En el Gobierno ven una «auténtica ofensiva» en Europa y las comunidades del PP creen que Sánchez no presiona con los traslados porque Bruselas lo impide
De hecho, las comunidades del PP reconocen que si se aplica el artículo 35 «no podrían hacer nada» y acatarán la legalidad. Ahora bien, también insisten en que «no ven nada claro» que eso acabe haciéndose porque Europa lo ha puesto como línea roja. Los presidentes autonómicos del PP consultados por este periódico ponen el foco en que la parte socialista del Gobierno «ni siquiera está metiendo presión con ese asunto», «ni exigiendo públicamente a las comunidades que nos hagamos cargo de los menores como ha ocurrido en otros momentos. El reparto de menores inmigrantes provocó, de hecho, la ruptura de los gobiernos autonómicos de PP y Vox en 2024. En el PP consideran que Sánchez y los ministros socialistas no alzan la voz porque no pueden saltarse lo establecido por la Comisión Europea. Es una reflexión que también hacen algunas voces de Sumar.
La negativa europea a que los inmigrantes salgan de Ceuta se evidencia también con el hecho de que Bruselas no haya dicho nada sobre los controles simbólicos impuestos por Giorgia Meloni a los viajeros procedentes de España. No lo han dicho porque esos controles se pueden considerar como un símbolo de lo que podría suceder si por alguna razón los inmigrantes ilegales que se encuentran en Ceuta cruzasen el Estrecho. Francia, que no firmó la carta de los 22, sería probablemente el primero en reinstaurar esos controles fronterizos, como ya ha hecho en otras ocasiones. Pero el presidente francés, Emmanuel Macron, visitará Madrid el día 29 de este mes. El Gobierno tiene esa fecha –y la importancia del acontecimiento– también en la cabeza.
Por su parte, el Gobierno autonómico de Ceuta, también siguió con atención el debate de la Eurocámara de este jueves. Y en este momento tiene un enfrentamiento abierto con el Ejecutivo de Sánchez por la «campaña» que han abierto contra el presidente Vivas. «Buscan cualquier cosa menos asumir la responsabilidad. Ahora toca confrontar con nosotros», admiten en el entorno del presidente de la ciudad autónoma. En Ceuta mantienen la premisa de que todos los llegados el 30 y 31 de julio deben salir cuanto antes hacia Marruecos.

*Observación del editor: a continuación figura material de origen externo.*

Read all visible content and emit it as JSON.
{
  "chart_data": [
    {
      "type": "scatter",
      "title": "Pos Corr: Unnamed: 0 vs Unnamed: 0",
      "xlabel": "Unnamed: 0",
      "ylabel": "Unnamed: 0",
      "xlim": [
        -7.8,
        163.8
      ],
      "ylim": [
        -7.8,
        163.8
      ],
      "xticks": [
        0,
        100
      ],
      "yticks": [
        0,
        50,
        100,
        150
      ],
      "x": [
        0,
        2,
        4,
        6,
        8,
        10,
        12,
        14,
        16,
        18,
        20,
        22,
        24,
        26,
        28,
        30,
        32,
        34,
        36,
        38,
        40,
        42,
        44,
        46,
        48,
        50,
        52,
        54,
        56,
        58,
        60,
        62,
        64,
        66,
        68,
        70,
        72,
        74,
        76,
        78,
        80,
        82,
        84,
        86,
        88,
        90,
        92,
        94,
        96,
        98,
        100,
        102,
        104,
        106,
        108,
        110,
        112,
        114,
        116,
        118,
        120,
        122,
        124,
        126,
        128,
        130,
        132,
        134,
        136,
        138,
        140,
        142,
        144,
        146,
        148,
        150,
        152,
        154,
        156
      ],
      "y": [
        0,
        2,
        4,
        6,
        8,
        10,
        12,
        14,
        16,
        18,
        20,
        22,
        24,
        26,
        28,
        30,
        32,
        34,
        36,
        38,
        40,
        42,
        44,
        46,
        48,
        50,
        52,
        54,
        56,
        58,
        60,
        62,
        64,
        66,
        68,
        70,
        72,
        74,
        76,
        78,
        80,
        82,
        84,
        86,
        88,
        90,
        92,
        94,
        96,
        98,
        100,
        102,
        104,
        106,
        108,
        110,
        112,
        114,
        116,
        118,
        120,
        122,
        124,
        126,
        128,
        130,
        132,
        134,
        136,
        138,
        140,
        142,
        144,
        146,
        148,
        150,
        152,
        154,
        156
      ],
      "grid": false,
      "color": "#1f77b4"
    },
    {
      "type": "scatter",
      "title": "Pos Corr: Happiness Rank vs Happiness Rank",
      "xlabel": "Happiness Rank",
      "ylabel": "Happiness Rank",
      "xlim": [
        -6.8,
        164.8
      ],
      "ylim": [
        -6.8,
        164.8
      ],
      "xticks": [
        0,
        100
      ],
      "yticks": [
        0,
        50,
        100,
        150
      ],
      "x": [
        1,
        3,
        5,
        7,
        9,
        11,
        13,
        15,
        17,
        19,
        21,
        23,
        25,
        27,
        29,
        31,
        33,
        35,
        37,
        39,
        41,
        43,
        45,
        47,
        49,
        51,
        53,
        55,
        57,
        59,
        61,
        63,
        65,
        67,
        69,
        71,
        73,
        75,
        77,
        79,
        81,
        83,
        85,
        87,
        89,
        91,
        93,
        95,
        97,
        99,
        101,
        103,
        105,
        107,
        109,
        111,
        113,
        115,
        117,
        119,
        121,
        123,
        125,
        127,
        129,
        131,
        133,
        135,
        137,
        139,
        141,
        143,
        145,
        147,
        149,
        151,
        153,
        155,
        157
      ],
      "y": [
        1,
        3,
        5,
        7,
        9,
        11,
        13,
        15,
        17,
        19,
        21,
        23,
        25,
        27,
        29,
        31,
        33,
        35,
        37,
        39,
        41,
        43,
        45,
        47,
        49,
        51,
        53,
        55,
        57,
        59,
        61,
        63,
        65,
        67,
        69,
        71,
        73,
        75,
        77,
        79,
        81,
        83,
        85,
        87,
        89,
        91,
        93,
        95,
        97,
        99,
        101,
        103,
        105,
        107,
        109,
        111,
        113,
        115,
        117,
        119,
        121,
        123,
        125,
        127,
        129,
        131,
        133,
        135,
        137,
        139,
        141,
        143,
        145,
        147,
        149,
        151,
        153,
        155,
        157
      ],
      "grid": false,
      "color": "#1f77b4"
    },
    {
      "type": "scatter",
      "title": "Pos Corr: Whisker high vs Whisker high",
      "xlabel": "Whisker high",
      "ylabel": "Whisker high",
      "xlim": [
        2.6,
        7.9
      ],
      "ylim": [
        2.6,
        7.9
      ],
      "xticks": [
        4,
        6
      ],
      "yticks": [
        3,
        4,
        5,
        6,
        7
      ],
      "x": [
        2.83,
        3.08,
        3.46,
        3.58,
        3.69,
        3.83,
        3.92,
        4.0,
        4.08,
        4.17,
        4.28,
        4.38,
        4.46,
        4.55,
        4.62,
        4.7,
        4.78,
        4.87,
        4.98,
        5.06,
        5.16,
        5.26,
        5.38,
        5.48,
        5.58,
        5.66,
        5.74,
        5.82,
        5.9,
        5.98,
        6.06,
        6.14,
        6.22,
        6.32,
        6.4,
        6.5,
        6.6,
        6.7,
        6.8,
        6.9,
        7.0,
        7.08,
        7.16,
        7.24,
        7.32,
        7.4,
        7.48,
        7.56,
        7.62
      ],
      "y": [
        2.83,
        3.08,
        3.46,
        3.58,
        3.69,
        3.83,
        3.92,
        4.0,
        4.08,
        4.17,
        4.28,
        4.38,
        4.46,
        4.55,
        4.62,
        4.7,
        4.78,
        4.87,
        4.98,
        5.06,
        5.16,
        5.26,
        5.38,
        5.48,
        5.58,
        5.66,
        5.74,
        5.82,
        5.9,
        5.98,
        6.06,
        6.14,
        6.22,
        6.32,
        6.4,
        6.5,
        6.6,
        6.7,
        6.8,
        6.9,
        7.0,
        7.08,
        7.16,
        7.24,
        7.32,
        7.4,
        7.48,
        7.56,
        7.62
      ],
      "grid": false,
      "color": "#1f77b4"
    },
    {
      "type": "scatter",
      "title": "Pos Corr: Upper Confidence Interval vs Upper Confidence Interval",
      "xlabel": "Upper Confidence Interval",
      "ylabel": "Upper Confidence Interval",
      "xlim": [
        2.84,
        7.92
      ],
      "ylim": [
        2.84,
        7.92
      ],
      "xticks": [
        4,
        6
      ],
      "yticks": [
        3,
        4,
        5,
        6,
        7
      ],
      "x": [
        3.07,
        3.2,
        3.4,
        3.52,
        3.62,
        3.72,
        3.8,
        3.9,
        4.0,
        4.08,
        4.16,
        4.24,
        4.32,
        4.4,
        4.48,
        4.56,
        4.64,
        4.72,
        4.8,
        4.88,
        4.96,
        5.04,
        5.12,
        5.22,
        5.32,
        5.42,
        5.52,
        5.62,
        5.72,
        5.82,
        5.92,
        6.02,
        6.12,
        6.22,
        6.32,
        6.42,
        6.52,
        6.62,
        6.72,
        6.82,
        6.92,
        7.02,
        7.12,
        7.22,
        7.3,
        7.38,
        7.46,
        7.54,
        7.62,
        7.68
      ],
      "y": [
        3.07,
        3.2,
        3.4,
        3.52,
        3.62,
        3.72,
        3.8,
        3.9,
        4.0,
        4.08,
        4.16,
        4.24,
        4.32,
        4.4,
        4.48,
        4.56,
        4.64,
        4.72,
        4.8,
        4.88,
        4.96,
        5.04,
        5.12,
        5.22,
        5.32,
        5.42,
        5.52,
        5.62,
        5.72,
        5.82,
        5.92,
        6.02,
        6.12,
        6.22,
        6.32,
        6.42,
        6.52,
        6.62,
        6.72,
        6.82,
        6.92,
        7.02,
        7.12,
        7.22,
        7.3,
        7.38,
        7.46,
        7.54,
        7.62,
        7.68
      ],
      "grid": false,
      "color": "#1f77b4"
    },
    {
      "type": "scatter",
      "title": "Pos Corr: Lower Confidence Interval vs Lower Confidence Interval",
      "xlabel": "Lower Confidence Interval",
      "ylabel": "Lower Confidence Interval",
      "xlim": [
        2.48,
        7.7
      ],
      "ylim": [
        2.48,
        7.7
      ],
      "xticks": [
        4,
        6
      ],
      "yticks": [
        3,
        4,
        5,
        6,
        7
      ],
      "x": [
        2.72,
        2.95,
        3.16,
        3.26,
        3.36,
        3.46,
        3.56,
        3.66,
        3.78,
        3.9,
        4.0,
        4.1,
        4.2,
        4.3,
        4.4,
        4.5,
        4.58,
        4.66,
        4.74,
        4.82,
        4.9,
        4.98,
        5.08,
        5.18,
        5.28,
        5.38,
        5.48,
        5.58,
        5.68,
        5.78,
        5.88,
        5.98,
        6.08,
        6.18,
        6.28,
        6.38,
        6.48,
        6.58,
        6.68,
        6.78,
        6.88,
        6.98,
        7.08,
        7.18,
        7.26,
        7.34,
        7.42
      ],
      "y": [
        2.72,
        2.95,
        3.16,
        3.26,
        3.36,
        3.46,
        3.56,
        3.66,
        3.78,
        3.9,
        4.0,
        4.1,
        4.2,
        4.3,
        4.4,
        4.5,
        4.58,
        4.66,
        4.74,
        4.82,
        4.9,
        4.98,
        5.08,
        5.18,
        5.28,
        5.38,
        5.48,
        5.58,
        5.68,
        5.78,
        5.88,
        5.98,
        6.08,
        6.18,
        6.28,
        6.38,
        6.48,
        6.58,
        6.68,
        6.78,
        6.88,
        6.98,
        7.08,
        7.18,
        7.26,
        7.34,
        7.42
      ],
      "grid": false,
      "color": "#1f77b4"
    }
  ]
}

Reconocen tener «muy poca fe» en el proceso de reagrupación familiar para los menores, habida cuenta de los antecedentes en la crisis de 2021. Y, sobre todo, insisten en una reflexión: «El decreto ley para distribuir menores queda sobrepasado. No está pensado para 3.000 menores de sopetón. Una situación tan extraordinaria no se arregla con procedimientos ordinarios». También Ursula von der Leyen se mostró partidaria el jueves de contar con «nuevas herramientas» para situaciones de emergencia como lo ocurrido en Ceuta, que permita «proteger las fronteras en todo momento».